It is close to 35 years since I read "Destination: Void" at university. But it is still among the best ten books I have ever read - and I have read many thousands since then. In fact, it played a large part in my decision to enter the fledgling computer industry back in 1970. It must be admitted, though, that the book is deliberately aimed at a rather limited audience. In a world of commercialism run wild, I find this rather refreshing.
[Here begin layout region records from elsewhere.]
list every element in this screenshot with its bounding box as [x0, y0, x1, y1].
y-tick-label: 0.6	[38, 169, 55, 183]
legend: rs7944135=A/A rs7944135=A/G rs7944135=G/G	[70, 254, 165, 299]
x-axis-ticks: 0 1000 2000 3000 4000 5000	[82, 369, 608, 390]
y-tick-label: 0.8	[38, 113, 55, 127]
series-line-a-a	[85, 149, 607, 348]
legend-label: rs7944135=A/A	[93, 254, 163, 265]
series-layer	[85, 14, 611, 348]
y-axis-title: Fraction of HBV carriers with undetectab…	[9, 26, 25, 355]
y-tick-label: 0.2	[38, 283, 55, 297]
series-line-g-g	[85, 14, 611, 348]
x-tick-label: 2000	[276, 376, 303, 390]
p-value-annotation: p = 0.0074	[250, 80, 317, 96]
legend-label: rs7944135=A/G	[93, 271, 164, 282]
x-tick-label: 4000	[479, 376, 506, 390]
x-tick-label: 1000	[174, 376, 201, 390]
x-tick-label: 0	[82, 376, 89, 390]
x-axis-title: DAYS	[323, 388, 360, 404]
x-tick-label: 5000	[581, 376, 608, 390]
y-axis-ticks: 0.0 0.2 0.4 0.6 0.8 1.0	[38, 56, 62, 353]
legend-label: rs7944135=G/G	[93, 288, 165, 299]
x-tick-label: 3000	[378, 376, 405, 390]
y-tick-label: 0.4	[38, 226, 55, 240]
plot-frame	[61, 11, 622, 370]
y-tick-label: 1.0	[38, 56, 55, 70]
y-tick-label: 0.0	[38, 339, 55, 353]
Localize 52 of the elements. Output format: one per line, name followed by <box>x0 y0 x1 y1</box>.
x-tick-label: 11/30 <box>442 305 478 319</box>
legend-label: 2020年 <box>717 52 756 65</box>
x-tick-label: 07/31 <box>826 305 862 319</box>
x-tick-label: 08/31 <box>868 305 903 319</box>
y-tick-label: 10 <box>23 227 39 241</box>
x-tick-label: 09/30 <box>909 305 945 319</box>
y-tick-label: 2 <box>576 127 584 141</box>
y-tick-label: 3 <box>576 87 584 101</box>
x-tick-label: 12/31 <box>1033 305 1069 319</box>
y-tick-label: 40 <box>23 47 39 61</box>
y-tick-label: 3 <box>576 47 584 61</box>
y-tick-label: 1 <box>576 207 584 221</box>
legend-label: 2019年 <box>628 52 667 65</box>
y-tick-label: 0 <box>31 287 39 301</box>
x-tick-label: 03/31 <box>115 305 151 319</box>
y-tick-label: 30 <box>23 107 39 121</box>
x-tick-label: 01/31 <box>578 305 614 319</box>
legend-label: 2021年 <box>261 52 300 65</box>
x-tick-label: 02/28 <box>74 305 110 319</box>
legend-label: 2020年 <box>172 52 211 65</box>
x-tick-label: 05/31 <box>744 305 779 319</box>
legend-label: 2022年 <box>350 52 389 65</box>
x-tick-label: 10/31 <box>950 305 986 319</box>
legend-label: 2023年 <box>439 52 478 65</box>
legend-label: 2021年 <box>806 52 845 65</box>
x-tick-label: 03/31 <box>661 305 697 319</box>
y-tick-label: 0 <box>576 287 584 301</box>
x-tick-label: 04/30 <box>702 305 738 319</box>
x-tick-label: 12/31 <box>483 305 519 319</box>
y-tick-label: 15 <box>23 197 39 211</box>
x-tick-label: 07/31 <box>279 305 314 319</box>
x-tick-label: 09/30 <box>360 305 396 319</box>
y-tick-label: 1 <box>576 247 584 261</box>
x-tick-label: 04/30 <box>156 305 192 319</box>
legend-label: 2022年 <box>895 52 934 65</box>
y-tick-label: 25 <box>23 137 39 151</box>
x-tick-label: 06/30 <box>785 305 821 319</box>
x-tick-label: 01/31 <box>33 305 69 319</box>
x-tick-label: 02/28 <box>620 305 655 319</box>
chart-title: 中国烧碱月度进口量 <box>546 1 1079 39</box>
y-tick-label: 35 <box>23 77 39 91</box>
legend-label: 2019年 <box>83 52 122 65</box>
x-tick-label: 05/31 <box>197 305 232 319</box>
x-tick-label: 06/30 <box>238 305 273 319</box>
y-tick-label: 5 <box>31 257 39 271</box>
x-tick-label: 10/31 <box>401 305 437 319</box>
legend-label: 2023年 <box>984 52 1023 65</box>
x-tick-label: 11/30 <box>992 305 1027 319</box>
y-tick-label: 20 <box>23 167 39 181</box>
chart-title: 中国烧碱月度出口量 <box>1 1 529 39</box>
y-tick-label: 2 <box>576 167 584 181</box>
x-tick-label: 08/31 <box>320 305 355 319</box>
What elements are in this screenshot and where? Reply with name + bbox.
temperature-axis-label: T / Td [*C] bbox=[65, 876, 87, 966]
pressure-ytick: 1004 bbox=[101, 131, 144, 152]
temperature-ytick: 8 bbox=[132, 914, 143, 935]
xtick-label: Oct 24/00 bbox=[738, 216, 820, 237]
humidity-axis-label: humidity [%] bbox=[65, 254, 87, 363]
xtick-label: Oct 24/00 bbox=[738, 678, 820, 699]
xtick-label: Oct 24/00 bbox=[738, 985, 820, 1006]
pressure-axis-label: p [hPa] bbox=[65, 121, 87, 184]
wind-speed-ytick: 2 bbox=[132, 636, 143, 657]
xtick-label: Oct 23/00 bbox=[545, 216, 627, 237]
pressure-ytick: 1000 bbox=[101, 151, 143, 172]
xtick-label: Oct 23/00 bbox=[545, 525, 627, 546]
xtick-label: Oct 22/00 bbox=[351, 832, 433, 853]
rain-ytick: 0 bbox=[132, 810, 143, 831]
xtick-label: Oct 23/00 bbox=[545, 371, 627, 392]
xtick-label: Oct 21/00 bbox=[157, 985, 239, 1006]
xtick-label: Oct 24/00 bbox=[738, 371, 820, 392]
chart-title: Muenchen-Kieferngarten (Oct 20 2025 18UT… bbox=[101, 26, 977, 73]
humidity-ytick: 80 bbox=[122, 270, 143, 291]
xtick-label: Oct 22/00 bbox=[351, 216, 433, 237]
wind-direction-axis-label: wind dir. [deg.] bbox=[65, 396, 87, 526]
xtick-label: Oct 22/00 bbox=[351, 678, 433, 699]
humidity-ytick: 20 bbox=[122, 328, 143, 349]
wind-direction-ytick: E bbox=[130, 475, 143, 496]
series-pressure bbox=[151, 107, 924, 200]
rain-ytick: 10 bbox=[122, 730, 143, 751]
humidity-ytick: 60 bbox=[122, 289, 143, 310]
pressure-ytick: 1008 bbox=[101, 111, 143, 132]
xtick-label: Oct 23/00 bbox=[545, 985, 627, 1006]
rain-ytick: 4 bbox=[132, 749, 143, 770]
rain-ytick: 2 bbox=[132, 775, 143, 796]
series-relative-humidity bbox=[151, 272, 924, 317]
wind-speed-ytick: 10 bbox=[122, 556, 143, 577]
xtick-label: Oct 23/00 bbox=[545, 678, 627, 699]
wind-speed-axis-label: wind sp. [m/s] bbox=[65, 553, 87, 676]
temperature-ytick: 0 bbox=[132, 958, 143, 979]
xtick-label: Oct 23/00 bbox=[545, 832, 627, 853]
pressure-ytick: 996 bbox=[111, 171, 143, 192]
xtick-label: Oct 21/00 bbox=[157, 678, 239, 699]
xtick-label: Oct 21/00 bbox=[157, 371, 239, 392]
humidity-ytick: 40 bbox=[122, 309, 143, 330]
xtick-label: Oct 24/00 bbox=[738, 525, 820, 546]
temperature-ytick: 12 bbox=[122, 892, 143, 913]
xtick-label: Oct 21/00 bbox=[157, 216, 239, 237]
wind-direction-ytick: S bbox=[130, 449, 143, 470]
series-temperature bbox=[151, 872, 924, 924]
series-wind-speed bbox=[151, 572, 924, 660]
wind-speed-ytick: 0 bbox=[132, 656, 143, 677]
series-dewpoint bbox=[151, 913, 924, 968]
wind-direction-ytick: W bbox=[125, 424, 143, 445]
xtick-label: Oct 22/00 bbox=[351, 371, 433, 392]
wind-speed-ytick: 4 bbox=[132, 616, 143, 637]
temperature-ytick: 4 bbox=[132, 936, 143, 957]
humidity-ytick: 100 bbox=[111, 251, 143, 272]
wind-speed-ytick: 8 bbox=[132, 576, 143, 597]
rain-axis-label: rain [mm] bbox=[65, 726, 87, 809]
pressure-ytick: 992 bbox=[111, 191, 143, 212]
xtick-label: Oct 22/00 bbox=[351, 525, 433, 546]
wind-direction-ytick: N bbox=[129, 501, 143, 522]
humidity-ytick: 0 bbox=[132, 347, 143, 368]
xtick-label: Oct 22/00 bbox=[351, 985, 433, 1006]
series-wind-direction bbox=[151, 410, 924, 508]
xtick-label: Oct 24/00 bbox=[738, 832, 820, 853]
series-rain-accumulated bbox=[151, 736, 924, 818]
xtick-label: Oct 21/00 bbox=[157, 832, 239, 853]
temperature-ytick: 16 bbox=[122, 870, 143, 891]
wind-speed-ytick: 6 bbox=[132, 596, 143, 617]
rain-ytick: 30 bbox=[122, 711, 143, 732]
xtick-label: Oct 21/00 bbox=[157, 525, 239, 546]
Herbert does not complicate matters wilfully, but on the other hand he makes no concessions whatsoever to his readers' ignorance. He assumes that they are interested both in technology and in the problems of existence, consciousness and religion. There should be plenty of people like that out there, right? Maybe they are all too busy doing useful work to read SF novels!
The upside is that Herbert is a real expert, and even allowing for the 30 years that have elapsed (a huge chasm in terms of technical progress) this book is vastly superior to the schlock that passes for SF today. The Tin Egg has the authentic feel of an experimental interstellar spaceship, whereas starship Enterprise is basically a flying playpen.
As for the science, it isn't too clear just where the facts leave off and the fiction sets in - and that is good, too. Suffice it to say that we still aren't any closer to cracking artificial intelligence yet, let alone artificial consciousness. (See Heinlein's "The Moon is a Harsh Mistress" for another approach to the latter). So Herbert's speculations have hardly dated at all.
Personally, I rate "Destination: Void" as Herbert's best book, ahead of Dune, The Dragon in the Sea (Under Pressure), Dune Messiah, and The Dosadi Experiment. A matter of taste, I guess.